5 Financial Tips to Tackle the Energy Bill Increase
Amidst ongoing speculation, Ofgem has now confirmed that millions of people will pay an extra £693 a year on their energy bills from April.
The energy price cap, which sets a maximum amount that suppliers can charge users for their energy bills, has seen a staggering increase from £1,277 to £1,971.
Given that research from digital financial coaching app Claro Moneyrevealed that 39% of UK households don’t have a household budget and that 29% of UK households’ income did not cover their outgoings, over the past 12 months, this increase is likely to cause further financial strain for many.
To help households plan for this energy bill increase, and reduce utility costs when possible, Rachel Harte, Head of Financial Planning at Claro Money, shares financial insight:
To Switch or Not to Switch?
When your energy bills are set to increase, it can be tempting to look for alternative suppliers straight away.
Whilst it is important to research suppliers to ensure your provider is suited to your utility needs, households are protected by Ofgem’s price cap so it may actually be more financially beneficial to stick to your current supplier rather than facilitate a last-minute swap.
If you have a deal or discount with your current supplier, then you will automatically roll on to the price cap when your deal ends, providing that you haven’t switched tariff. Switching suppliers can often cause you to incur more costs during the transitionary period and leave you with outstanding debts that you may have a limited amount of time to pay.
Cut Costs Elsewhere
For a great deal of UK adults, spikes in household costs and high levels of inflation doesn’t correlate to an increase in income. Therefore, there are often concerns as to where this money, to cover more expensive bills, will come from.
Take a look at your outgoings over the past few months and see if there are any regular expenses that you can cut down on. For example, would it be more cost effective to purchase a monthly or weekly ticket for any public transport you take, as opposed to individual tickets for each outing. Perhaps you could swap to own brand food products or cook meals with cheaper ingredients more regularly.
Small but consistent changes can make a real difference to your outgoings and help to cover these utility cost increases. However, if you cannot identify aspects of your spending that could be reduced, or you don’t want to have to sacrifice on the little luxuries, consider speaking to a financial coach or expert who can run through your budget with you.
Use Less Energy
Perhaps the most obvious way to reduce your energy bills is to reduce the amount of energy you use.
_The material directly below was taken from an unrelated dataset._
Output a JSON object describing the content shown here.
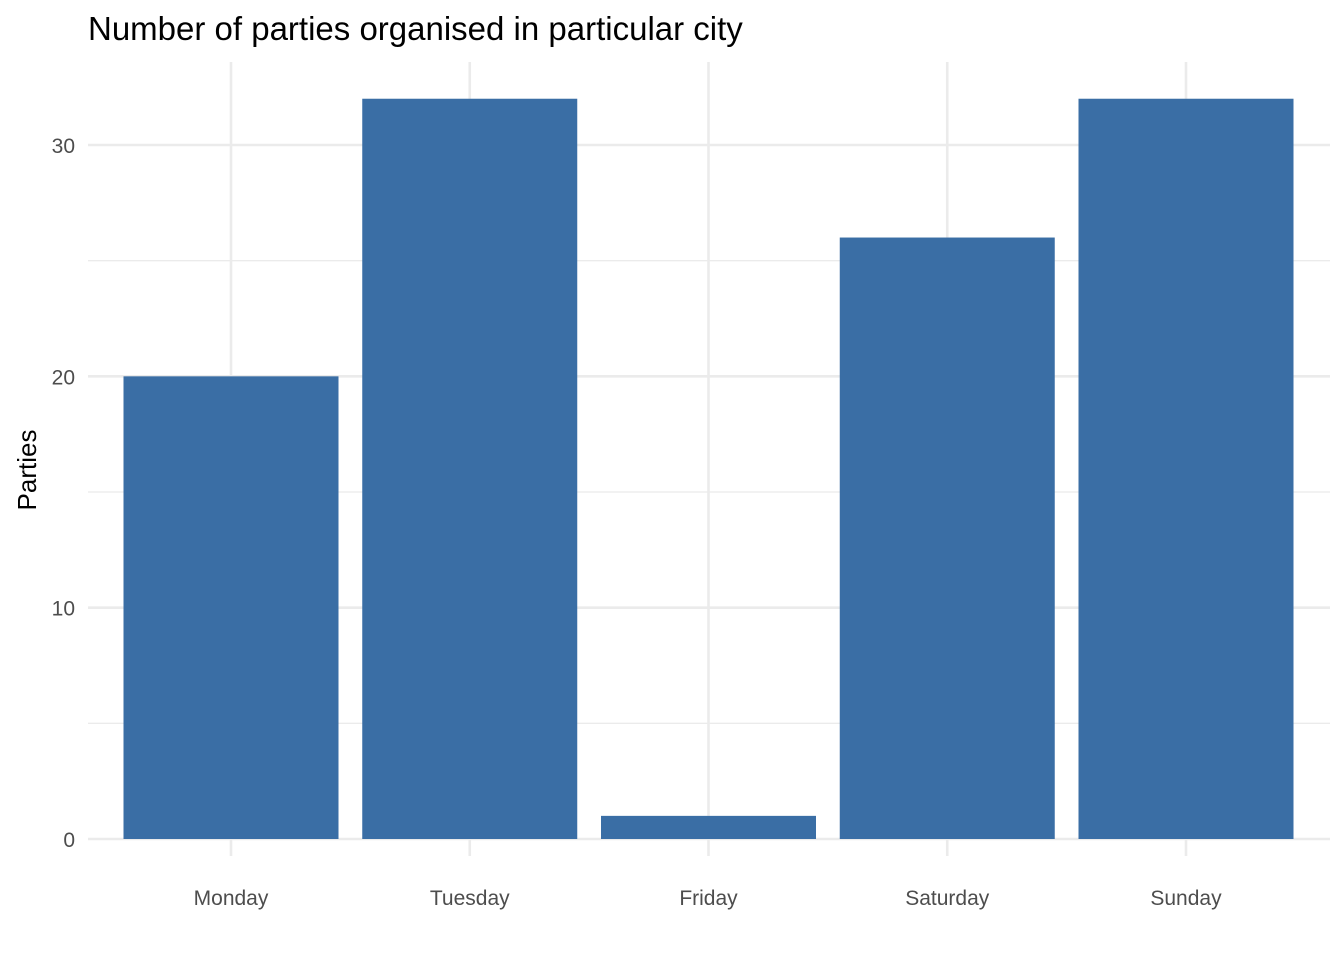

As we approach the winter months, it’s near impossible not to increase your usage levels, especially as our homes get colder.
However, there are simple changes you can make to help reduce how much energy you are using. According to the Energy Saving Trust[1], one less dishwasher or washing machine wash a week can save £8 a year on your annual energy bill, whilst opting for LED bulbs will knock off £30 each year. Making several changes to your consumption levels will add up and help to keep the bills down.
Map out the habits you will change and get your entire household on board – whether that’s doing fewer clothes washes or combining washes if you live in a house share, turning the TV off when you’re not properly watching it, or only charging devices when necessary.
Keep Track of the Numbers
Putting good financial and energy habits into practice now is great, but it’s essential to keep track of your finances and energy usage as the months go on.
On the same day of each month, take a meter reading so that you can ensure your usage aligns with the amount you are being charged for and that you’re not paying too much.
Also keep on track of your monthly budget. Claro Money’s Mental Health Report revealed that a worrying number of households do not set a monthly budget (39%), however it’s not enough to just set a budget. Whether you’re budgeting as a family or individual, you should constantly review your spending and update your budget in line with this. If your energy bills are more or less expensive than anticipated, you should make a note of this and adapt the remainder of your monthly budget accordingly. This will allow you to map out the month’s finances more realistically and avoid you going over budget if there have been any surprises in your outgoings.
Plan for the Long Term
Unfortunately, it is anticipated that the cost of energy bills will increase further in 2022, so it’s a good idea to begin planning for this and saving in advance, where possible.
If you have managed to reduce your outgoings and have saved more money than needed to cover your energy bills, then try to set this money aside in a separate pot for utilities that you can dip into further down the line. Alongside small habitual changes, such as turning off your lights when not in use, consider investing in more eco-friendly and energy-saving appliances, if you have the means to do so. The energy label of an appliance tells you how much energy it uses and is a good way to compare different makes and models
Take into consideration your long-term finances separate to covering essential costs. It is important to establish your financial goals and objectives for next year, such as building up your savings, buying a car, going on holiday etc. Think about how an increase in outgoings for the necessities may impact your ability to achieve these goals and what you might have to do to compensate for this, whether that is setting aside more savings at the start of each month or sacrificing certain luxuries.
So, there you have it, five ways to prepare your finances for the upcoming energy bills increase and reduce your usage.